…and the spirit of place.
I have spent this week in that gorgeous corner of Wales which is Ceredigion. It has been wonderful to walk beneath the big skies, hear the crashing waves and breath the wincingly chilly air on the tops of the mountains where the snow still lies. It has been good, too, to visit some old old places, where the spirituality of those who have gone before has almost seeped into the rocks themselves.
In Ysbyty Cynfyn stands an unremarkable chapel, nestling into the folds of the hills as if cradled. A cockle shell motif on the churchyard gate hints at its ancient past on the pilgrimage route to Strata Florida monastery nearby, and to St David’s on the Pembrokeshire coast. In centuries gone by pilgrims who had crossed the steep ravine behind the church by a simple rope bridge could pause here to seek refuge from the Knights Hospitaller, who ran a simple hostel on the site. Even then, some might have noticed that others had been there before them. Embedded in what is now the wall of the churchyard are standing stones – one of them almost 3 metres in length. This, it would seem, was an old place, even then:
An old stone amongst the headstones
On over the mountains and in another valley lie the ruins of the Cistercian monastery of Strata Florida (floral valley). This was once a wealthy place – with crops and sheep on the hills as far as the eye could see belonging to the monastery. Little of this impressive building remains now, although the magnificent West Door still frames the valley from which the monastery took its name:
West Doorway, Strata Florida
In the place where the side chapels once stood, some of the original coloured floor tiles remain – their colours bright even after centuries.

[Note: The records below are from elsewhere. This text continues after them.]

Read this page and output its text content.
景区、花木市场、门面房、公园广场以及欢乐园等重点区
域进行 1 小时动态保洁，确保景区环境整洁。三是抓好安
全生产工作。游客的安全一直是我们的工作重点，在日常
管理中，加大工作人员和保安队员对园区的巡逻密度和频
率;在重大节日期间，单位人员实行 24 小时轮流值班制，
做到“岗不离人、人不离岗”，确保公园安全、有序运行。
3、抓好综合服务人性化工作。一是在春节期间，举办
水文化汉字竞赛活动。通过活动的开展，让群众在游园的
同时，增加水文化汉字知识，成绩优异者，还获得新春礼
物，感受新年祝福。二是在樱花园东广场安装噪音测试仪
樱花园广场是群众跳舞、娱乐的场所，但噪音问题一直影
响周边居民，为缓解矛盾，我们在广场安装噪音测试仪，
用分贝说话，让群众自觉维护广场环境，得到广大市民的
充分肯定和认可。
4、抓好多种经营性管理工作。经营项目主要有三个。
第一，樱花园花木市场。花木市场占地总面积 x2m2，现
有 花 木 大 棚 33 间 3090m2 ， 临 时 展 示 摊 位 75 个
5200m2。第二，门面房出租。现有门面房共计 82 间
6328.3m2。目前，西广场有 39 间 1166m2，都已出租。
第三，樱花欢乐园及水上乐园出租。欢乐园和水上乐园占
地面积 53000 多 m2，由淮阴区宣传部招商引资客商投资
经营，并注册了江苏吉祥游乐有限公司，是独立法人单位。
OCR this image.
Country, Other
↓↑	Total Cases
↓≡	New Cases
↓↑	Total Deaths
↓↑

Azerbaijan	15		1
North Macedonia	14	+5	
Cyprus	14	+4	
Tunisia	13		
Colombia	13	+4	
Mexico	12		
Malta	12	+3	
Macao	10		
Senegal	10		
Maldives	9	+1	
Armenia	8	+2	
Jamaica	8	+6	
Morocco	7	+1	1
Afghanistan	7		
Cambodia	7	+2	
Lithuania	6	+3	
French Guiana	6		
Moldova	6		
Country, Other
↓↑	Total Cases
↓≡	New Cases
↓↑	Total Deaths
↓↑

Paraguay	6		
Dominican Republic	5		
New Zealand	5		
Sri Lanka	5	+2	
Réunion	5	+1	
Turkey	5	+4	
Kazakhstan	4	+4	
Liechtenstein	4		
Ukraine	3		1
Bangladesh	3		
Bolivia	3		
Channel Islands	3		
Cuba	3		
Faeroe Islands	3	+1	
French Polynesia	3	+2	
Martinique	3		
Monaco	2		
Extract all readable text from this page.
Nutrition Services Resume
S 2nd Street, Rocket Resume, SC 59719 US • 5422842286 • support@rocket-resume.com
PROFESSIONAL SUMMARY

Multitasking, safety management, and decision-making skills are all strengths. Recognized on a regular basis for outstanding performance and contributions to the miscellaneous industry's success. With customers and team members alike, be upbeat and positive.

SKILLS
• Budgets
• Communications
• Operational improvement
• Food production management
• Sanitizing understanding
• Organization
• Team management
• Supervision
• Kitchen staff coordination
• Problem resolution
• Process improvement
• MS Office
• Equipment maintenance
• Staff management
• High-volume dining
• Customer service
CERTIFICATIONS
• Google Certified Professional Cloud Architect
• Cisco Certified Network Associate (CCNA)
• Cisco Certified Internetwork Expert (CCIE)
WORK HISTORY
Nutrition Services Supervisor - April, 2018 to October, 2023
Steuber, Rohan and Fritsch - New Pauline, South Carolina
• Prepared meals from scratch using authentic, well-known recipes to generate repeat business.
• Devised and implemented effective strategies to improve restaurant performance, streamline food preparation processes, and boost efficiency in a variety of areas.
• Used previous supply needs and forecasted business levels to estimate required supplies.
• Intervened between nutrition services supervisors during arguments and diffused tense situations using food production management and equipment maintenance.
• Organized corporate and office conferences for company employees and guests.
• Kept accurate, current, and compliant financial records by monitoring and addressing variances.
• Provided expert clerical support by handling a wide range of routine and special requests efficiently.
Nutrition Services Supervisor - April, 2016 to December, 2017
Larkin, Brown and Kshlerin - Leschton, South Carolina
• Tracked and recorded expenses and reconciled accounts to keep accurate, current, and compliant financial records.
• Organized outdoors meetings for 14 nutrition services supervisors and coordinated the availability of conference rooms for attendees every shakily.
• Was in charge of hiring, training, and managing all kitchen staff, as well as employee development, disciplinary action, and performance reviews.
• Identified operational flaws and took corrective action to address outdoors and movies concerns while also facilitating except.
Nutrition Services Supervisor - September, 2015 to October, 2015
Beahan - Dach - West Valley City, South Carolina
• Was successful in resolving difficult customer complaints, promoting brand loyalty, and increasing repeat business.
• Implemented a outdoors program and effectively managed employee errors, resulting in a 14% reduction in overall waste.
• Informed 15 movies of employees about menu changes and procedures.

There are griffins and fleur-de-lys and geometric patterns, as well as the ‘man with a mirror’ depicted below. As the monks knelt on this cold tiled floor praying for the wealthy patrons who had paid them to pray for their souls, I wonder whether this image of vanity made them smile? Seeing the photo earlier this week, somebody quoted words over 2000 years old from the Book of Ecclesiastes to me : ‘vanity, vanity, all is vanity – says the preacher’. (Ecclesiastes 1 v.1).
Maybe there really is nothing ‘new under the sun’. On a day when I shall preach about dying – which has been the lot of humankind since the beginning of all beginnings that feels like a good thing. God who was there at the beginning will be there at the end – and in the meantime his Word abides.